I heard that Mexico's former president, Vicente Fox, was coming to the campus where I work, and I was compelled to raise my voice against his message in some way--this is a powerful man who became more powerful when he sold his own people into slavery through his cooperation with the World Trade Organization, and then he had the nerve to come to the place in the Willamette Valley where so many former Mexicans live and work and strive to become citizens because they want so desperately to get away from the effects of Free Trade in their homeland, and here he came, to show our business students about how "prosperous" free trade is, and all that it promises for our future as "united" North Americans. I was just sick whenever I saw the posters with his name and photo on them. And that so few people saw the incredible treatury in his words and actions made me want to shout and keep shouting.

I envisioned a vigil outside the hall where he was to speak. I spoke to a Sociology Professor that was interested in doing a demonstration too, and he said that he'd bring his whole class out in protest. I asked my supervisor what he thought about this idea. Having set up a non-violent demonstration-march on campus last Spring for MLK Junior Day, he liked it at first, but then on furthur consideration, thought it too extreme. He suggested a teach-in instead. I didn't fight him. I thought about how it would be hard for me too if I set up a vigil... I would have to cancel Taj's orthodontist appointment, and I thought about all of the school that she would miss if she didn't get her braces on the Veteran's Day Holiday as we had been scheduled to. I weighed her current struggle with her school work against her grandparents struggle to live, breath and hope, and I backed down.

Last Sunday we went to a new Friends church here in our town, and after the sermon, during the time of open sharing and silence, a man told a story of how God had moved him to act with compassion on a neighbor who had egged his guest's car. He said that he went over and washed the man's own dirty car because he felt that if he stopped listening to God's call to do these kinds of radical things, he might stop hearing them altogether. That was very profound to me. I know, you're thinking that I was feeling bad that I hadn't washed Vicente Fox's car, but really I was wondering if I had ignored God's call on my conscience, and if that would have consequences. And yet I know that God is not one who punishes. I know that if I was intended to start my career as a radical non-violent leader during Vicente Fox's visit to Oregon and chose not to because of two small obstacles, God will still keep working with me. So I'm letting it go.

It has been discouraging for me to be down here in the country when the Occupy movement is going on in Portland, but at the same time, I know that the Occupy movement is not one that I would do well with. I know that I would only be frustrated at the snail's pace of progress toward any kind of united set of goals or solutions that people of so many different backgrounds might really unite around. I know that the movement needs leaders, and I wonder sometimes if I couldn't help in that area, but I have to trust that there's a reason that I moved away right when it was starting up. I know that things like that don't happen randomly and accidentally. So I'm waiting to find some people that I can lead with where I am, and in the meantime I can keep supplying the Occupy movement with food and with prayer. This is hard, but I do feel that it is a call for me from God to be patient and wait for the right time and the right issue, just as I have waited for the right time to plant these trees--I won't let the time pass when it comes, and God won't let me, either.

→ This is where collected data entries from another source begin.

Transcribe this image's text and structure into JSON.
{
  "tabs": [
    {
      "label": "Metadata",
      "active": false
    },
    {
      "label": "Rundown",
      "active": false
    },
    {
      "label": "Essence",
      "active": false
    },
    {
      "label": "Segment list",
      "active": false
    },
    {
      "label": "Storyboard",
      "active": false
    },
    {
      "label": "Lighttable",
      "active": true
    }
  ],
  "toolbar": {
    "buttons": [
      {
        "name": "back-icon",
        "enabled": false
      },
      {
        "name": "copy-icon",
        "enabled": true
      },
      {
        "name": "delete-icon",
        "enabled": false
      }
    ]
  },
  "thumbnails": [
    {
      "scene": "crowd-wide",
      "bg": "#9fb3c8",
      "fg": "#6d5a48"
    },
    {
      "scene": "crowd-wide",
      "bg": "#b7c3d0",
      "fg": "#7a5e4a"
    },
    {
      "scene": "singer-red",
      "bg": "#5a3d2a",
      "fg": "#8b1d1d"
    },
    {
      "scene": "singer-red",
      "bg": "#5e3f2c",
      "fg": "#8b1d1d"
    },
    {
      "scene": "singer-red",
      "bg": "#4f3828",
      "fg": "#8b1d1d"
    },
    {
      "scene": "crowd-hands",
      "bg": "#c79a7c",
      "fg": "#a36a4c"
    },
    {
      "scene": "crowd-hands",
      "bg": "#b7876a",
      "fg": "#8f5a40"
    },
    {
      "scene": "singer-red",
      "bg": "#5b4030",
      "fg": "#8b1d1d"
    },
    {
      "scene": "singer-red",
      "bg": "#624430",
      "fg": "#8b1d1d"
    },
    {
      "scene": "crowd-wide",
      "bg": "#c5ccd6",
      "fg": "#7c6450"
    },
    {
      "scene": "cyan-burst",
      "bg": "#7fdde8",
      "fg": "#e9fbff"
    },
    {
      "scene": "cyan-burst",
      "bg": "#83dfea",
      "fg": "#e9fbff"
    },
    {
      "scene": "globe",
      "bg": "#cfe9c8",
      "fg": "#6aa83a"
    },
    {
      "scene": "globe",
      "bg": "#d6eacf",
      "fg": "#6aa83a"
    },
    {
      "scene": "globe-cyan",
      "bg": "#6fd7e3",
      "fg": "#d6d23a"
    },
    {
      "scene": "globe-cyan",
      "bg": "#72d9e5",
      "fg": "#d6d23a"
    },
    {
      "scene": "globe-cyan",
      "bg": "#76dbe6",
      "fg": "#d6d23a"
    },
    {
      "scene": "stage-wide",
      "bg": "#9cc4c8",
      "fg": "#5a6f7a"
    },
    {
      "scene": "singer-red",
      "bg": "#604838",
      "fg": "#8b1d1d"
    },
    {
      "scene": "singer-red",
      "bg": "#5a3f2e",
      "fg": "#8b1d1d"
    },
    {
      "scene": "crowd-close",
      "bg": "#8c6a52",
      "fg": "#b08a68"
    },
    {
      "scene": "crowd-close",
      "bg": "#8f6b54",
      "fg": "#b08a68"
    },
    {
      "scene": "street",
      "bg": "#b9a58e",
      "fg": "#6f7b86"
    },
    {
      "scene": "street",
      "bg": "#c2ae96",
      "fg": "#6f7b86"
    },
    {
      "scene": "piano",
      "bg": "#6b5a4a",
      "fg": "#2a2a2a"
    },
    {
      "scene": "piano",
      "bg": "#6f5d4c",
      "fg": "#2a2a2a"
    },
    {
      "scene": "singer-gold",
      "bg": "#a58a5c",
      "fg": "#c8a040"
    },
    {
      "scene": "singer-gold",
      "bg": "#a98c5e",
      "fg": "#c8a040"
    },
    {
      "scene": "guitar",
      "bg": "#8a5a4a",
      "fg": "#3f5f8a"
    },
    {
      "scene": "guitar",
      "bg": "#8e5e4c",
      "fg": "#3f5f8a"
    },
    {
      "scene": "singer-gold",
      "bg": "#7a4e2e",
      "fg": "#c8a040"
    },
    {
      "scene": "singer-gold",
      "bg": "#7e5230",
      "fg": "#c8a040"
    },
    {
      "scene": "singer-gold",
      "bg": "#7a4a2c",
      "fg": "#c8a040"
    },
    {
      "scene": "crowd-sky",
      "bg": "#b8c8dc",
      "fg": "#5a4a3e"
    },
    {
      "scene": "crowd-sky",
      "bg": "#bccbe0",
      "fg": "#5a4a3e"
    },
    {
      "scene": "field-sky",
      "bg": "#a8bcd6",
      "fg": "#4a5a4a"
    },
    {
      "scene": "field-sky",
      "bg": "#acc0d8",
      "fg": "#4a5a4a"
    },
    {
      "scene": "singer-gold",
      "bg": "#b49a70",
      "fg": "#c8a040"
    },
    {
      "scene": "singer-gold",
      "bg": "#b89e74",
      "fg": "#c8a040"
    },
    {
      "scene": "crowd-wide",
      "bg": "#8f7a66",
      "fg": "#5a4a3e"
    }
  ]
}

When I was at the Powershift West conference, someone handed me a small flyer with information about a teach-in there at the U of O. That was encouraging. My supervisor had a good idea. That's something that I can work toward for now. Honestly, I don't think 98% of the studentbody of Western is any more ready to hear about my views on Vicente Fox than 98% of America is ready to run down and camp out in freezing weather as a way of envisioning a more effective democracy together.... probably both groups need to be lovingly educated quite a bit more. Maybe that is my call.